Whatever else it has going for it, All Jacked Up and Full of Worms very literally delivers exactly what it says on the tin. A goofy, sometimes nightmarish descent into drug-fueled insanity, All Jacked Up suggests just enough of a traditional narrative that viewers might be lulled into a false sense of security — certainly the filmmakers wouldn’t dare go there, you might think, before the filmmakers do indeed go right where you hoped they wouldn’t. It’s visceral and occasionally disturbing, but it’s never boring. Ostensibly the story of put-upon janitor Roscoe (Phillip Andre Botello), the film charts his increasingly desperate attempts to get high with his girlfriend Samantha (Betsey Brown), who has started sleeping with someone else. We’re also introduced to Benny (Trevor Dawkins), a schlubby heap of a man who is fixated on becoming a father. Believing it will bring some kind of meaning to his unremarkable life, Benny orders a sex doll that looks like a baby and proceeds to care for it as if it was alive, telling anyone within earshot that he’s now a proud daddy.
Cutting back and forth between these two hapless men, writer/director Alex Phillips seems at first to be charting some kind of millennial arrested development, a modern-day man-child tale, except consisting of a duo who are also mentally unstable and occasionally disgusting. Benny eventually finds himself with a sex worker, Henrietta (Eva Fellows), but rather than screwing her he instead beseeches her to become the mother of his “child.” She plays along, but only until the money runs out for their allotted time. Roscoe and Benny soon cross paths, and after being supplied hallucinogenic worms by Henrietta, the pair become addicted. Rampaging around a low-rent motel, the men consume copious amounts of the squirmy things while barging into rooms and getting high with strangers. Eventually, another couple enters the film, and things are turned up a notch. Biff (Mike Lopez) and his girlfriend are the dark inverse of Roscoe and Benny, aggressive and violent and totally unhinged.

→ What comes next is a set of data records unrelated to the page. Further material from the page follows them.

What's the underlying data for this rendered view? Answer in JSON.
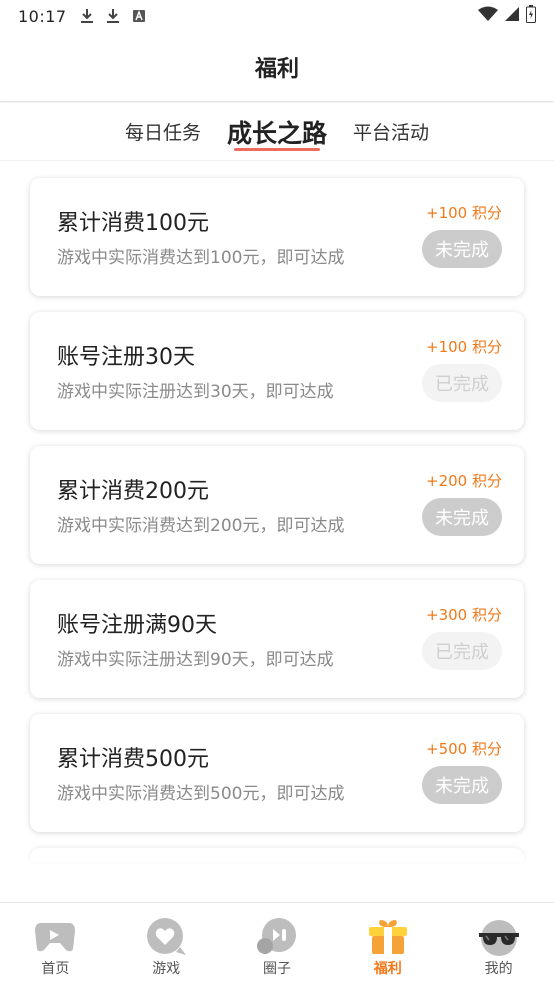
{
  "status_bar": {
    "time": "10:17",
    "left_icons": [
      "download-icon",
      "download-icon",
      "a-badge-icon"
    ],
    "right_icons": [
      "wifi-icon",
      "signal-icon",
      "battery-icon"
    ]
  },
  "header": {
    "title": "福利"
  },
  "tabs": [
    {
      "label": "每日任务",
      "active": false
    },
    {
      "label": "成长之路",
      "active": true
    },
    {
      "label": "平台活动",
      "active": false
    }
  ],
  "tasks": [
    {
      "title": "累计消费100元",
      "desc": "游戏中实际消费达到100元，即可达成",
      "points": "+100 积分",
      "status": "未完成",
      "state": "incomplete"
    },
    {
      "title": "账号注册30天",
      "desc": "游戏中实际注册达到30天，即可达成",
      "points": "+100 积分",
      "status": "已完成",
      "state": "done"
    },
    {
      "title": "累计消费200元",
      "desc": "游戏中实际消费达到200元，即可达成",
      "points": "+200 积分",
      "status": "未完成",
      "state": "incomplete"
    },
    {
      "title": "账号注册满90天",
      "desc": "游戏中实际注册达到90天，即可达成",
      "points": "+300 积分",
      "status": "已完成",
      "state": "done"
    },
    {
      "title": "累计消费500元",
      "desc": "游戏中实际消费达到500元，即可达成",
      "points": "+500 积分",
      "status": "未完成",
      "state": "incomplete"
    }
  ],
  "bottom_nav": [
    {
      "label": "首页",
      "icon": "gamepad-icon",
      "active": false
    },
    {
      "label": "游戏",
      "icon": "heart-chat-icon",
      "active": false
    },
    {
      "label": "圈子",
      "icon": "community-chat-icon",
      "active": false
    },
    {
      "label": "福利",
      "icon": "gift-icon",
      "active": true
    },
    {
      "label": "我的",
      "icon": "sunglasses-face-icon",
      "active": false
    }
  ],
  "colors": {
    "accent": "#f07a1a",
    "tab_underline": "#ee6b60",
    "button_incomplete": "#cccccc",
    "button_done": "#f3f3f3"
  }
}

Taking a queue from these agents of chaos, the film proceeds to devolve into a miasma of kidnapping, torture, and murder.
This brief description makes the movie sound more traditional and linear than it actually is. But even the early goings purposefully unmoor the dramaturgy, unleashing a cacophony of incongruous sights and sounds. These people are always high, and the movie follows their lead, constantly blurring the line between what’s real and what’s imagined. Images emanating from television screens littered across every interior location begin to overwhelm the central diegesis of the movie, like an alternate film from another dimension trying to butt in and take over. Phillips inserts all manner of cut-aways, non-sequiturs, and grotesque surrealist flourishes. Like an exquisite-corpse game constructed out of slimy viscera or a Burroughs-esque cut-up, it’s not always entirely clear how one scene segues to another, or what anyone’s motivation is other than scoring more worms. No matter, as the film’s virtues have virtually nothing to do with any traditional standards of quality.
But for all the distressing imagery on screen, the actors are having so much fun that their vibe becomes infectious. The frequent handmade special effects are cheap, and all the more effective for it. By the time people’s heads are turning into orifices and spewing fluids while someone else is being reborn as some kind of worm-god (the end credits list a “worm baby,” a “worm eater,” and a “worm king,” so take your pick), you’ll either be throwing up or chuckling along with it. The movie is frequently very funny, a clear case of friends goofing around and trying to one-up each other, seemingly as inspired by sketch comedy, improv, and Johnny Ryan’s Angry Youth Comix as they are by Cronenberg (the director most referenced in other assessments of the film). If you squint, you can find some deeper anxieties about parenthood and urban displacement, as well as the allure of getting high to pass the time (not for nothing is this a Covid production). But any attempt to psychoanalyze the proceedings is met with a determined bit of inspired nonsense. All Jacked Up and Full of Worms is having a good time, and wants to take you along for the ride — if you’ve got the stomach for it.
You can currently catch Alex Phillips’ All Jacked Up and Full of Worms in theaters or streaming on Screambox beginning November 8.